Trying to peeling the wet, frozen jeans had me forgetting the warmth, the bra, everything. I could run hot water over them to loosen them up, but was scared about the water on my icy feet.
“You okay in there, Rowan? Still awake?”
“Yeah,” I breathed. My shivers were starting to hurt, my muscle aching. I gritted my teeth and sat on the edge of the tub to tug the bottom of the jeans. “Having trouble with my jeans.’
“Let me help.” The door rattled.
“Wait!” I tugged the sweatshirt over my head, groaning with the small bit of warmth it provided. Soft, black material fell to my knees. “Okay, come in.”
Taran had already shed his wet clothes and he wore only the pants. He’d had to cinch the string tight around his waist.
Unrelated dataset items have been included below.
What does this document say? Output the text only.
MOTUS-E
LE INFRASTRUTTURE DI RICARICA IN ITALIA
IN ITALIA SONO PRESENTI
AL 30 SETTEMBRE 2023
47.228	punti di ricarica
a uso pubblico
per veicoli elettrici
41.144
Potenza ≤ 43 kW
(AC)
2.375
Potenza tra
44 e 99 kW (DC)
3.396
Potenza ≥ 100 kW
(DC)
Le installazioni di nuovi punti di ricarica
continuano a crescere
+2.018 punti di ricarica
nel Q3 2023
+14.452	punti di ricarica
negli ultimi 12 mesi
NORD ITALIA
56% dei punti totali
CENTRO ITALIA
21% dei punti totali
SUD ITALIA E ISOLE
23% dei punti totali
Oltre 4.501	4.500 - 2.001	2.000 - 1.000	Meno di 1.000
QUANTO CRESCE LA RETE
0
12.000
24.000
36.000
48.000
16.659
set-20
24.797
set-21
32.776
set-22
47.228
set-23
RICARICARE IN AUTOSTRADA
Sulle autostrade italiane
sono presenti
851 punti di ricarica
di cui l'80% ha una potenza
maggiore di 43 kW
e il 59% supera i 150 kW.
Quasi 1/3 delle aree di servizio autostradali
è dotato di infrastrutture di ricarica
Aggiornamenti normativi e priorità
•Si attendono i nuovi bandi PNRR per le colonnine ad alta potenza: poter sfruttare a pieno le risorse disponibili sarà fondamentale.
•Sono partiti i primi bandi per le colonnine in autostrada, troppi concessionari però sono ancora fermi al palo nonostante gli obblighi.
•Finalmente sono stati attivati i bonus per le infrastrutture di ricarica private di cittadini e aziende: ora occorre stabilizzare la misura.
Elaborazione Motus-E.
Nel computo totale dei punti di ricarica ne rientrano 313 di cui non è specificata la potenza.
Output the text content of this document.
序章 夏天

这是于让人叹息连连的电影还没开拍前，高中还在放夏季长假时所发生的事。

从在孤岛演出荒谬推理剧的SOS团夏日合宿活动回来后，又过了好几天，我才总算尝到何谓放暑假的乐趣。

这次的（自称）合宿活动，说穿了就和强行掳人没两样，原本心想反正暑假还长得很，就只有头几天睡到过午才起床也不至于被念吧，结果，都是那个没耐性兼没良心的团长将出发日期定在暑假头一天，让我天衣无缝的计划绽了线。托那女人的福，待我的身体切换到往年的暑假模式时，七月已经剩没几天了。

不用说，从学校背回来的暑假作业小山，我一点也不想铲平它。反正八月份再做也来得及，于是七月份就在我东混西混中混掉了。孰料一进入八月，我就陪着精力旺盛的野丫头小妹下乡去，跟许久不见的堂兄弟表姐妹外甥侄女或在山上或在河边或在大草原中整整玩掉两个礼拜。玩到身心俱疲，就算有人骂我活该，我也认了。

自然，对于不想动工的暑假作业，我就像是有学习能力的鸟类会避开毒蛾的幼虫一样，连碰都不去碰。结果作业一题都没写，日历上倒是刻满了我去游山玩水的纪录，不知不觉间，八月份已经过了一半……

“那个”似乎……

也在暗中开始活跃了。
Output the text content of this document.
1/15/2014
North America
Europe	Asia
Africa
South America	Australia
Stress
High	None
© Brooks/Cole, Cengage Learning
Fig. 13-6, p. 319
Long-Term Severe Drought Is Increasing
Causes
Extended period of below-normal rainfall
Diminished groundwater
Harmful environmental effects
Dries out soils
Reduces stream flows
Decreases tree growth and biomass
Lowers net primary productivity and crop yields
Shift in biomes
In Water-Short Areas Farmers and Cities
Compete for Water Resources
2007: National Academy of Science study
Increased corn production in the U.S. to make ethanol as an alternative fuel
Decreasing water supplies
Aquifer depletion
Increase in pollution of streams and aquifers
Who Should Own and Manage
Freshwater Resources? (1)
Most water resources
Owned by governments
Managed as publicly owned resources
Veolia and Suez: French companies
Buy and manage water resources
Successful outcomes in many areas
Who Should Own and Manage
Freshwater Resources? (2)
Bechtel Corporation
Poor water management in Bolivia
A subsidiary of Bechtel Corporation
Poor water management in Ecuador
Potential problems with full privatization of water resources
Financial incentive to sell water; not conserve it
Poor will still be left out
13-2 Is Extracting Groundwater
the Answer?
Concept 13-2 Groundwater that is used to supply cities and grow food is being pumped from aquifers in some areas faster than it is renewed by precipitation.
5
He laughed when he saw the shirt. “It could be a dress on you.” He knelt in front of me. The smooth, brown skin of his shoulders made my fingers itch to touch. He was built long and lean and had looked skinny in his clothes, but he was anything but. Muscle definition rippled over his chest and stomach, his arms well defined, strong looking. My mouth watered.
My sisters thought I’d made out with the one boyfriend I’d had but they were wrong. I’d never even seen him without his shirt. He’d kissed me and I’d felt nothing—in fact, it was kind of gross, like kissing a fish.
Somehow, I knew kissing Taran would be nothing like that.